Investment in renewable energy grew 17 percent in 2014 to $270 billion, just 3 percent below the all-time record of nearly $279 billion in 2011, according to a new report from the United Nations Environment Program and Bloomberg New Energy Finance.
The spending last year yielded 103 gigawatts of capacity, compared to about 80 gigawatts in 2011, although 2011's lesser amount was procured for $9 billion more than what the larger amount cost in 2014.
Solar growth has been huge, but it was actually wind that had a record year. Solar saw more absolute dollars in 2014, about $150 billion compared to $100 billion for wind. But wind investment set a new record and was up 11 percent over 2013. The growth in wind was mostly in the European offshore market, with various multi-billion-dollar deals. Financing for offshore wind was up 148 percent globally on the previous year.
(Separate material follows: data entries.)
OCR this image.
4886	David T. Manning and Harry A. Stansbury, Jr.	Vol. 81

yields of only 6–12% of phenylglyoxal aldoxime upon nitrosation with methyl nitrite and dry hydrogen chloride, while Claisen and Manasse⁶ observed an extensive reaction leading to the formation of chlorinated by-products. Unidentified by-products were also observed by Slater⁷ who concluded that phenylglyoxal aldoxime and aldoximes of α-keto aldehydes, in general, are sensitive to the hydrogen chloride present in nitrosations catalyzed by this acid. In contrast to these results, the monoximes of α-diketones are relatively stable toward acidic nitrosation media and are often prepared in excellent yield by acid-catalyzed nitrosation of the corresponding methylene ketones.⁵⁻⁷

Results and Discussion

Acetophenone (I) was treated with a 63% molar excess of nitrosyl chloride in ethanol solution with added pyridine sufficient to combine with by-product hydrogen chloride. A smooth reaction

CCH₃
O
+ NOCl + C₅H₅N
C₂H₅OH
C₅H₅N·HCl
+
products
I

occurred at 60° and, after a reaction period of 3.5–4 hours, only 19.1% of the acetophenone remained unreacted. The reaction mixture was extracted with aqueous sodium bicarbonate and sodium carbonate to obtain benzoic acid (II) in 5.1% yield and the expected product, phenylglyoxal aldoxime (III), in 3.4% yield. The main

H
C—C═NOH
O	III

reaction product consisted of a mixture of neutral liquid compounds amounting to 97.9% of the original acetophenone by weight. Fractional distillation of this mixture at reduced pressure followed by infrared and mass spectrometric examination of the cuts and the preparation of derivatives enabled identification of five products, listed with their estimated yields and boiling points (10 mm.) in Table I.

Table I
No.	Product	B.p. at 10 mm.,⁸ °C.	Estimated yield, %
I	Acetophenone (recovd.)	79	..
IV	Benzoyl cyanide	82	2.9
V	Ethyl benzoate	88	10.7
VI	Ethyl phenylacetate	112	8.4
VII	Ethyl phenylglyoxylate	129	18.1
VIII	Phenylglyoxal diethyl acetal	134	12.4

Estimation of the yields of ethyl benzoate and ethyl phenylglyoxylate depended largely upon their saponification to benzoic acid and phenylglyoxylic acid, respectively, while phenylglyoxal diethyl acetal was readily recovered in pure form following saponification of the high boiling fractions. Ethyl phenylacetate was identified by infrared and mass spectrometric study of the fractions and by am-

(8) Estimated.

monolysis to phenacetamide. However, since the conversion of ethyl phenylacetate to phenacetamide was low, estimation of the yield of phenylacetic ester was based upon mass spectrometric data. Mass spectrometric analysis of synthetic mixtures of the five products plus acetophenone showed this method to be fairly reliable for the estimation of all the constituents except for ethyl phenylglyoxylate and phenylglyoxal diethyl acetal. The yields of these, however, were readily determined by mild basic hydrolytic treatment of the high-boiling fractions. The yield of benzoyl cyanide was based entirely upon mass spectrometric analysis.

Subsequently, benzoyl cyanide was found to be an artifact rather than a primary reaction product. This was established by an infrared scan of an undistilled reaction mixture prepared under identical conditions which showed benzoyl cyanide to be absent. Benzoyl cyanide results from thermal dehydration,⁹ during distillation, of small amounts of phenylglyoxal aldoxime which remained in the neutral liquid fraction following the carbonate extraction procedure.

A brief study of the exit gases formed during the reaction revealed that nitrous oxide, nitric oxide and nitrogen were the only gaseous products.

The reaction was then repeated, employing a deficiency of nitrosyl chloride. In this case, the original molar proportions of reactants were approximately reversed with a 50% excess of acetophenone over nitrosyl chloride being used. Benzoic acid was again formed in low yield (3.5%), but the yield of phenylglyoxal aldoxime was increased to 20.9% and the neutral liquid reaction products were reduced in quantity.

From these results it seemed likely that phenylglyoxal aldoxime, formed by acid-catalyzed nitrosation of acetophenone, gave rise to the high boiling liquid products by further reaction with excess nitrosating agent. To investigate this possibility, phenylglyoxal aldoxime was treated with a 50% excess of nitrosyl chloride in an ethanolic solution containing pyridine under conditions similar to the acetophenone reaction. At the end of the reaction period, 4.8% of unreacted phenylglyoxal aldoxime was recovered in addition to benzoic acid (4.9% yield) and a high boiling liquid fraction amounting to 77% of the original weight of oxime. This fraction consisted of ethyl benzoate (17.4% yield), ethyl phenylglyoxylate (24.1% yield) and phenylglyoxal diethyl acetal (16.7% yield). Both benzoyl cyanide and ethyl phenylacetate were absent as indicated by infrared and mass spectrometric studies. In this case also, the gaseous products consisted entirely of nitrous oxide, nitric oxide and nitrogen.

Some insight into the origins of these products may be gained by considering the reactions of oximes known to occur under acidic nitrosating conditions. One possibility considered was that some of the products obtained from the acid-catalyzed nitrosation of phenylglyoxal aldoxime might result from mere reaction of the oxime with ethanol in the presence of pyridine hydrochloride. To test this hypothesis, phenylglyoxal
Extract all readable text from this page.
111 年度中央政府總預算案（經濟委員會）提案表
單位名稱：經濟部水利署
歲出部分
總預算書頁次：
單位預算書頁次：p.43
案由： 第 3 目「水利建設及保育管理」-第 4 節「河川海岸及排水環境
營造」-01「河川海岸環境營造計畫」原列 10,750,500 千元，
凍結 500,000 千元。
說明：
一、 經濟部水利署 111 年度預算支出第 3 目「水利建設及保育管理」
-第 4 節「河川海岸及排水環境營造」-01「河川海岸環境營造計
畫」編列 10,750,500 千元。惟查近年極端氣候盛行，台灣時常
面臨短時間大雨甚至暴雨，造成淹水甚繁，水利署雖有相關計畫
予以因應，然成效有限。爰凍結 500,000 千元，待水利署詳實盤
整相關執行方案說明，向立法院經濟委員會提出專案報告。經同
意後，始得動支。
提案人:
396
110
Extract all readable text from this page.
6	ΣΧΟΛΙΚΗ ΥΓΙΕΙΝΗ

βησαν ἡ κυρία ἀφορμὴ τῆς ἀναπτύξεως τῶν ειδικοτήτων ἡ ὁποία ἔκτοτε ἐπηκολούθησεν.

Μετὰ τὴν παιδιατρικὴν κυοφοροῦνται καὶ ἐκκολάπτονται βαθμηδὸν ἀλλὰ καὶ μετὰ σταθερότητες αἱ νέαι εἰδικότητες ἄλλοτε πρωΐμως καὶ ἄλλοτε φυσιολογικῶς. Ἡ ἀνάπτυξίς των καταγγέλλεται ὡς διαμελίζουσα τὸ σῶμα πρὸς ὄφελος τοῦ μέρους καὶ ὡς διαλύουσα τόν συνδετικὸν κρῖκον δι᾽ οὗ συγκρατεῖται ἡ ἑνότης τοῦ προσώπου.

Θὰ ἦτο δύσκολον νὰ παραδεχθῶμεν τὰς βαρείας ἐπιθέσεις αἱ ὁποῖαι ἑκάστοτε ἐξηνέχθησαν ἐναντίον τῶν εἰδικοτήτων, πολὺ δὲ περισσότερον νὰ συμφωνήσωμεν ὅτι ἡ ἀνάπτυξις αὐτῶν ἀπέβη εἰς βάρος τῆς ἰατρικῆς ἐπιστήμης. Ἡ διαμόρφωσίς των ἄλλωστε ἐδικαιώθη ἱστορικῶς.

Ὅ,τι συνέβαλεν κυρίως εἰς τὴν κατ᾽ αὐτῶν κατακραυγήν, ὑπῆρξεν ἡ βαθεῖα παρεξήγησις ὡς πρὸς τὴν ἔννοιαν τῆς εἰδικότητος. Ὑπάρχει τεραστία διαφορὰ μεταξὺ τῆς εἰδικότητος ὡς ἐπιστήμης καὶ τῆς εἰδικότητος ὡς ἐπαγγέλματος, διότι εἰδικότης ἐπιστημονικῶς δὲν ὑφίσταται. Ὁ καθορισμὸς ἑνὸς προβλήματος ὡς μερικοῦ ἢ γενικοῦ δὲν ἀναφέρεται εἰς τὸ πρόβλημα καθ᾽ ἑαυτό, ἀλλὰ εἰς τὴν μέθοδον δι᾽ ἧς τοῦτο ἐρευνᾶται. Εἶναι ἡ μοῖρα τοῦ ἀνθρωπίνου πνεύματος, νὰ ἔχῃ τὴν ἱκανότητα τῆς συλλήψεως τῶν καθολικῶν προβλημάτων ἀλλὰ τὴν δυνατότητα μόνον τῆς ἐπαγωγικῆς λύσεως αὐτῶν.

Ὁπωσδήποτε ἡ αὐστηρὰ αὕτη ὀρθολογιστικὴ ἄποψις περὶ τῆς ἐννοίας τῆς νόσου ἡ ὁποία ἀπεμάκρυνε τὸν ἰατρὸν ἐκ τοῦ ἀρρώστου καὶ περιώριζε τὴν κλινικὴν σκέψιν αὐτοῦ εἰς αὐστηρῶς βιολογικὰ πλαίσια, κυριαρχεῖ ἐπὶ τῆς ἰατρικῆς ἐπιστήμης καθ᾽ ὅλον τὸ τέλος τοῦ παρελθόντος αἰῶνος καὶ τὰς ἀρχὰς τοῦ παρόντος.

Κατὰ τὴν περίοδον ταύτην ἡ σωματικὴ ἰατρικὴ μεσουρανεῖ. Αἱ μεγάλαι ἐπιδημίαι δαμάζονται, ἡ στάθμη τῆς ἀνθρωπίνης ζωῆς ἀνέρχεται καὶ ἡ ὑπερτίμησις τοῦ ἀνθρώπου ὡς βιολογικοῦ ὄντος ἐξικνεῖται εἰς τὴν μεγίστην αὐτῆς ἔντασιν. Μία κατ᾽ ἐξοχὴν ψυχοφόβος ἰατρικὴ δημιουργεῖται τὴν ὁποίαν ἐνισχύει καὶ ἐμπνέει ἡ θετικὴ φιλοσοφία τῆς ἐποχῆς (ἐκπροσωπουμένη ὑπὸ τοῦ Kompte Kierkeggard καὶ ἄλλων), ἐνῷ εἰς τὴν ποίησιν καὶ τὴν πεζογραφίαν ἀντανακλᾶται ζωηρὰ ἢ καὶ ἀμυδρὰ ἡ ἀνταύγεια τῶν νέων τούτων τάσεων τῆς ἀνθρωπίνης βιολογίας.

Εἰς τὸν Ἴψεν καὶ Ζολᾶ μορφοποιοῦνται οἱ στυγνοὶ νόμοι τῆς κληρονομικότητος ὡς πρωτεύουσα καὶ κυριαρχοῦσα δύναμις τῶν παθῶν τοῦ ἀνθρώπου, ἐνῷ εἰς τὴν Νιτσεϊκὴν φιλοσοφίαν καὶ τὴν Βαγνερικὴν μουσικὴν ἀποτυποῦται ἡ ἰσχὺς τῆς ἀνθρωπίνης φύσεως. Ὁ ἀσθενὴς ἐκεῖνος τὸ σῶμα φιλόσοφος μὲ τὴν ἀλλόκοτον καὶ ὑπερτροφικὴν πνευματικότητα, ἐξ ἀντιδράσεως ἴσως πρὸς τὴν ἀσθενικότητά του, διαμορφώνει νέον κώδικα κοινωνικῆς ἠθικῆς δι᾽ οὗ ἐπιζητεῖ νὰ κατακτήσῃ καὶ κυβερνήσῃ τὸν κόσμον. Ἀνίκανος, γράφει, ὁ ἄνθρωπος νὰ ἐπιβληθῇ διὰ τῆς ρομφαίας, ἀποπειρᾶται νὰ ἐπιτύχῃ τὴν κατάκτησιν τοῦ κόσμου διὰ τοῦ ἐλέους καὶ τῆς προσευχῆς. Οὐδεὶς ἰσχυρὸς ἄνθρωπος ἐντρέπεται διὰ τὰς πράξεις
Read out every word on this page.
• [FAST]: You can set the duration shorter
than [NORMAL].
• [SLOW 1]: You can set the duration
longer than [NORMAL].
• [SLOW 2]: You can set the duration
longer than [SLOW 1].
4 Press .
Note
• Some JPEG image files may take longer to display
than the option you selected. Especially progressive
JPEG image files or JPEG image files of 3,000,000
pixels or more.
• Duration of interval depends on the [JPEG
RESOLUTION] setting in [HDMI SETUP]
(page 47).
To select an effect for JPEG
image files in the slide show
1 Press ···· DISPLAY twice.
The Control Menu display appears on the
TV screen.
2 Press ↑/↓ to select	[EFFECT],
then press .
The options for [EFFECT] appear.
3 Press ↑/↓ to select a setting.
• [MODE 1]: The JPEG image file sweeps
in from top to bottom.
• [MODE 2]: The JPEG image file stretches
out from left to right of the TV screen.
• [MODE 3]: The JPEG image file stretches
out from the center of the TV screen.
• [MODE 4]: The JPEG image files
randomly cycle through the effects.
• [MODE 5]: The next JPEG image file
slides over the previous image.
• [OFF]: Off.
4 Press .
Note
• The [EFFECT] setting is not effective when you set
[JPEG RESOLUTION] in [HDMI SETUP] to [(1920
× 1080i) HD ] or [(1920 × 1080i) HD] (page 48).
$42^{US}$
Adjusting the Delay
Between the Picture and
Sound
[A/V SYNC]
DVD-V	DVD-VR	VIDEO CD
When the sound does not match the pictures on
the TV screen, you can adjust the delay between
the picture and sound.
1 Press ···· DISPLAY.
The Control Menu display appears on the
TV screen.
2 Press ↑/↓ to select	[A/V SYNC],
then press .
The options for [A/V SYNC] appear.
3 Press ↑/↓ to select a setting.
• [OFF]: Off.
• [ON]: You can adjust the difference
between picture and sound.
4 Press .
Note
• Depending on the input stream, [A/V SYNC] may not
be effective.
China continues to drive the growth in solar, with $40 billion in 2014, but Japan was not far behind at $35 billion. Another recent study from the International Energy Agency found that the total installed global capacity of solar PV is 10 times today compared to what it was in 2008.
China’s continued dominance in renewable investing in recent years has helped to shrink the gap between developing and developed nations in terms of renewable investment, with just an $8 billion difference in 2014. There's a strong possibility that developing nations could be the leader this year.
“However, the advance of the developing nations in renewable energy has not been only about China,” the report authors wrote, noting that Brazil, India and South Africa were all in the top 10 investing countries. Mexico, Chile, Indonesia, Kenya and Turkey all surpassed the $1 billion mark, with many more expected to join that club in 2015.